You want simple ASCII text out of a document in MS Word, but when you save it as text some odd characters still remain.
Translate the odd characters back to simple ASCII like this:
1 |
$ tr '\221\222\223\224\226\227' '\047\047""--' <odd.txt >plain.txt |
Such “smart quotes” come from the Windows-1252 character set, and may also show up in email messages that you save as text.
To quote from Wikipedia on this subject: A few mail clients send curved quotes using the Windows-1252 codes but mark the text as ISO-8859-1 causing problems for decoders that do not make the dubious assumption that C1 control codes in ISO-8859-1 text were meant to be Windows-1252 printable characters.

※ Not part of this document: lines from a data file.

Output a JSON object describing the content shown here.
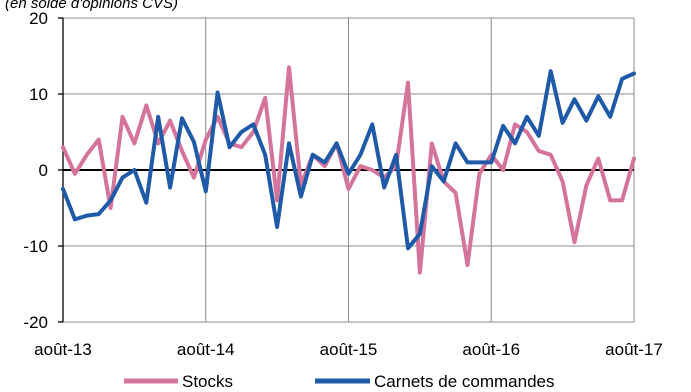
{
  "chart_data": {
    "type": "line",
    "unit_label": "(en solde d'opinions CVS)",
    "x": [
      "août-13",
      "sept-13",
      "oct-13",
      "nov-13",
      "déc-13",
      "janv-14",
      "févr-14",
      "mars-14",
      "avr-14",
      "mai-14",
      "juin-14",
      "juil-14",
      "août-14",
      "sept-14",
      "oct-14",
      "nov-14",
      "déc-14",
      "janv-15",
      "févr-15",
      "mars-15",
      "avr-15",
      "mai-15",
      "juin-15",
      "juil-15",
      "août-15",
      "sept-15",
      "oct-15",
      "nov-15",
      "déc-15",
      "janv-16",
      "févr-16",
      "mars-16",
      "avr-16",
      "mai-16",
      "juin-16",
      "juil-16",
      "août-16",
      "sept-16",
      "oct-16",
      "nov-16",
      "déc-16",
      "janv-17",
      "févr-17",
      "mars-17",
      "avr-17",
      "mai-17",
      "juin-17",
      "juil-17",
      "août-17"
    ],
    "x_tick_labels": [
      "août-13",
      "août-14",
      "août-15",
      "août-16",
      "août-17"
    ],
    "ylim": [
      -20,
      20
    ],
    "y_ticks": [
      20,
      10,
      0,
      -10,
      -20
    ],
    "y_tick_labels": [
      "20",
      "10",
      "0",
      "-10",
      "-20"
    ],
    "grid": true,
    "legend_position": "bottom",
    "series": [
      {
        "name": "Stocks",
        "color": "#d4749b",
        "values": [
          3,
          -0.5,
          2,
          4,
          -5,
          7,
          3.5,
          8.5,
          3.5,
          6.5,
          2.5,
          -1,
          4,
          7,
          3.5,
          3,
          5,
          9.5,
          -4,
          13.5,
          -2,
          2,
          0.5,
          3.5,
          -2.5,
          0.5,
          0,
          -1,
          0.5,
          11.5,
          -13.5,
          3.5,
          -1.5,
          -3,
          -12.5,
          -0.5,
          2,
          0,
          6,
          5,
          2.5,
          2,
          -1.5,
          -9.5,
          -2,
          1.5,
          -4,
          -4,
          1.5
        ]
      },
      {
        "name": "Carnets de commandes",
        "color": "#1f5aa8",
        "values": [
          -2.5,
          -6.5,
          -6,
          -5.8,
          -4,
          -1,
          0,
          -4.3,
          7,
          -2.3,
          6.8,
          3.7,
          -2.8,
          10.2,
          3,
          5,
          6,
          2,
          -7.5,
          3.5,
          -3.5,
          2,
          1,
          3.5,
          -0.5,
          2,
          6,
          -2.3,
          2,
          -10.3,
          -8.4,
          0.5,
          -1.5,
          3.5,
          1,
          1,
          1,
          5.8,
          3.5,
          7,
          4.5,
          13,
          6.2,
          9.3,
          6.5,
          9.7,
          7,
          12,
          12.7
        ]
      }
    ]
  }
}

To clean up such text, we can use the tr command. The 221 and 222 (octal) curved single-quotes will be translated to simple single quotes.
We specify them in octal (047) to make it easier on us, since the shell uses single quotes as a delimiter.
The 223 and 224 (octal) are opening and closing curved quotes, and will be translated to simple
double quotes.
The double quotes can be typed within the second argument since the single quotes protect them from shell interpretation.
The 226 and 227 (octal) are dash characters and will be translated to hyphens (and no, that second
hyphen in the second argument is not technically needed, since tr will repeat the last character to match the length of the first argument, but it’s better to be specific).